Au cours de la semaine du 22 septembre, l’industrie s’est pris deux coups durs, en plein dans le bilan comptable. Tout d’abord, la Banque Diamantaire Anversoise a annoncé qu’elle fermerait ses portes.[:] Au terme de quatre années de frustrations, qui n’auront jamais porté leurs fruits, son propriétaire, KBC, renonce à chercher un repreneur convenable. Il avait bien trouvé un acheteur supposé, le groupe Yinren, mais les doutes n’ont jamais été levés sur la capacité de la société immobilière shanghaienne à gérer une banque, même si l’accord comprenait une subvention généreuse de KBC. Après six mois d’un comportement énigmatique, Yinren s’est vraisemblablement retiré en plein milieu des négociations.
Dans la foulée, la presse indienne a annoncé que la division diamantaire de Standard Chartered – qui souffrait déjà de l’absence de sa fondatrice Anna Martin, et qui a laissé entendre qu’elle n’accepterait plus de nouveaux clients – allait prendre du recul par rapport aux entreprises indiennes. (SC a refusé de commenter.)
[MISE À JOUR : e-mail de Standard Chartered : « Standard Chartered ne quitte pas le secteur diamantaire et joaillier… Nous passons constamment en revue notre portefeuille de clients afin d’évaluer les risques de manière proactive. »]
De nombreuses banques ont soit drastiquement limité les frais, soit purement et simplement tourné le dos à l’industrie.
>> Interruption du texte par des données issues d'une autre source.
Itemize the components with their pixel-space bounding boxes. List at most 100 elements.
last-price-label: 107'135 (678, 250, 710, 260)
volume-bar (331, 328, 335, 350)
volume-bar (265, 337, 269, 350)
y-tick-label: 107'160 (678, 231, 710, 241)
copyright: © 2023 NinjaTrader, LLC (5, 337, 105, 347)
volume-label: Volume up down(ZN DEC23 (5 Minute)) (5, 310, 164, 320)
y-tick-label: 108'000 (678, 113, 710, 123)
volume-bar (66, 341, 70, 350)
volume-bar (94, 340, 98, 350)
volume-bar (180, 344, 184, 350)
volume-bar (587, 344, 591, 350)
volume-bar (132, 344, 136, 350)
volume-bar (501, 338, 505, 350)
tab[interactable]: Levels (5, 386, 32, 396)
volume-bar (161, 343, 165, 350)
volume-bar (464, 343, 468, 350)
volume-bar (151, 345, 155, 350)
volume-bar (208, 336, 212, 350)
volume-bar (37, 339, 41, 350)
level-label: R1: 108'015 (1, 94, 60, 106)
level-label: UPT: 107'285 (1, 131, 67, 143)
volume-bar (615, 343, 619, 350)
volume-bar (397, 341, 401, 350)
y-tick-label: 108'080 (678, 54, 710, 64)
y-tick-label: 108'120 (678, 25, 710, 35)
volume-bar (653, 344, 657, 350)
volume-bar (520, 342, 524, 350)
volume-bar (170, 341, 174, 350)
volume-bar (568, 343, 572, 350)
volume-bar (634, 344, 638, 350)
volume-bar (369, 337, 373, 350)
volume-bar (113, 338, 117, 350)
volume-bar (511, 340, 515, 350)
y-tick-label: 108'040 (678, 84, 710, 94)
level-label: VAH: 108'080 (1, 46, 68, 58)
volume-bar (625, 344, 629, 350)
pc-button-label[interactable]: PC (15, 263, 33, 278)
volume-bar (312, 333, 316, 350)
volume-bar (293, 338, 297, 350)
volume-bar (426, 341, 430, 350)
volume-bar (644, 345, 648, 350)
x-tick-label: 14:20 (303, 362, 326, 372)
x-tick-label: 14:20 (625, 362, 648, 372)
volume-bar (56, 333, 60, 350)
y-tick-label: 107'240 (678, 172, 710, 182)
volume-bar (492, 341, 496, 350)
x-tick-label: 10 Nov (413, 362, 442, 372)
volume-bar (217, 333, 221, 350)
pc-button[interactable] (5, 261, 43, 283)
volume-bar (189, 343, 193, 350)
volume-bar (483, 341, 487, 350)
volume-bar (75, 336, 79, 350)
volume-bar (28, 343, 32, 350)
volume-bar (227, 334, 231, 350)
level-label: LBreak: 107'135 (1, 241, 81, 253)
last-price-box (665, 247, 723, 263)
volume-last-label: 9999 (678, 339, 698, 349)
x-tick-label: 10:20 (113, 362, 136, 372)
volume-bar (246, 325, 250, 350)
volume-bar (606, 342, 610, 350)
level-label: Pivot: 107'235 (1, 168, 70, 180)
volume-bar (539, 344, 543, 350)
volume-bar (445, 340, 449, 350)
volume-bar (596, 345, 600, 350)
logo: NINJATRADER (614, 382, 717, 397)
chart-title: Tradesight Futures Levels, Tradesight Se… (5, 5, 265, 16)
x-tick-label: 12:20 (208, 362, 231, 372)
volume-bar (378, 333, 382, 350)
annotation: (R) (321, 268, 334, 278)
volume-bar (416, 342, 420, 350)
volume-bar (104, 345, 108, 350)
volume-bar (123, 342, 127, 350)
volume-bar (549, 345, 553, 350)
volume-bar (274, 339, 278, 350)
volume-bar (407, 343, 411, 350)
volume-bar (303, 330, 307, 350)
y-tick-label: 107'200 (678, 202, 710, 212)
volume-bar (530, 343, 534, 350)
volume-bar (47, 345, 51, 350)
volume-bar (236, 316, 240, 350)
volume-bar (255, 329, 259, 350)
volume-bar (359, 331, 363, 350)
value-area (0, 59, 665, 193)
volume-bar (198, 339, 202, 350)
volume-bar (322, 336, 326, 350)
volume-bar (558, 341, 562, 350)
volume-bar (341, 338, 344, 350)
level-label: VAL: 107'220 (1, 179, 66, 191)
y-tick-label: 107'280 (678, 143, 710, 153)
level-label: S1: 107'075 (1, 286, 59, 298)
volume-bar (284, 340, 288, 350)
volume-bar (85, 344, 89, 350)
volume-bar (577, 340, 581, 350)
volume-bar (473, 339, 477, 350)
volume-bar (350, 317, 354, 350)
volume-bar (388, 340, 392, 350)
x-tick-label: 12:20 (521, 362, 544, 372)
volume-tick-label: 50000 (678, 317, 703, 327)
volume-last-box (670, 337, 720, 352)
Je pense notamment à Bank Leumi, Sovereign et JPMorgan Chase. D’autres ont considérablement durci leurs conditions. Nous sommes de toute évidence au bord de la crise.
Le secteur est toujours en train de digérer les tenants et les aboutissants de ces nouvelles, mais cela pourrait être assez grave. « Nous avons ouvert la boîte de Pandore, s’inquiète Pankaj Parekh, vice-président du Conseil du Gem and Jewellery Export Promotion Council. Les prix du brut pourraient connaître une chute sévère. Les exportations indiennes pourraient diminuer, ce qui engendrerait une pénurie sur les marchandises très demandées. Il pourrait même y avoir quelques cas de faillites. » Howard Davies, responsable du développement commercial de la De Beers, employant quelques euphémismes bien choisis, a déclaré lors d’un forum bancaire organisé le 1er octobre, que le manque de financements disponibles pourrait « favoriser la consolidation sur le secteur intermédiaire ».
Alors, avec des bases aussi solides pour l’offre et la demande, pourquoi l’industrie est-elle confrontée à de telles difficultés ? Un banquier a énoncé clairement les problèmes : « évasion fiscale, incapacité de respecter Bâle III, incapacité à fournir des états financiers audités, problèmes avec le Kimberley Process, problèmes sociopolitiques, et la liste est encore longue. »
Les banques, et plus particulièrement Standard Chartered – sanctionnée au mois d’août par l’État de New York pour ne pas avoir mis en place de véritables contrôles sur ses agences de Hong Kong et Dubaï –, cherchent à se « dérisquifier » et préfèrent éviter les clients qui pourraient les mettre dans la panade. Que cela soit juste ou non, l’industrie diamantaire leur apparaît comme un possible écueil.
Il est évident qu’il s’agit là d’une réaction quelque peu excessive. La plupart des entreprises diamantaires sont solvables et honnêtes. Mais le secteur a aussi rechigné à faire des efforts qui lui auraient permis, tout comme à sa chaîne d’approvisionnement, de faire preuve de davantage de transparence. Lorsque j’ai présidé une séance sur le Diamond Source Warranty Protocol au salon JCK de Las Vegas il y a deux ans, l’une des approbations les plus enthousiastes venait d’un banquier dans le public. Des procédés comme la chaîne de contrôle des diamants du Responsible Jewellery Council, réclamée à cor et à cri par les gouvernements et les ONG, n’auraient pas résolu tous les problèmes de l’industrie en ce qui concerne les banques. Ils auraient pourtant permis de prouver une bonne volonté très attendue en matière de transparence. Si l’industrie ignore les demandes et les normes du monde extérieur, qu’elle ne s’étonne pas qu’il la prenne à partie.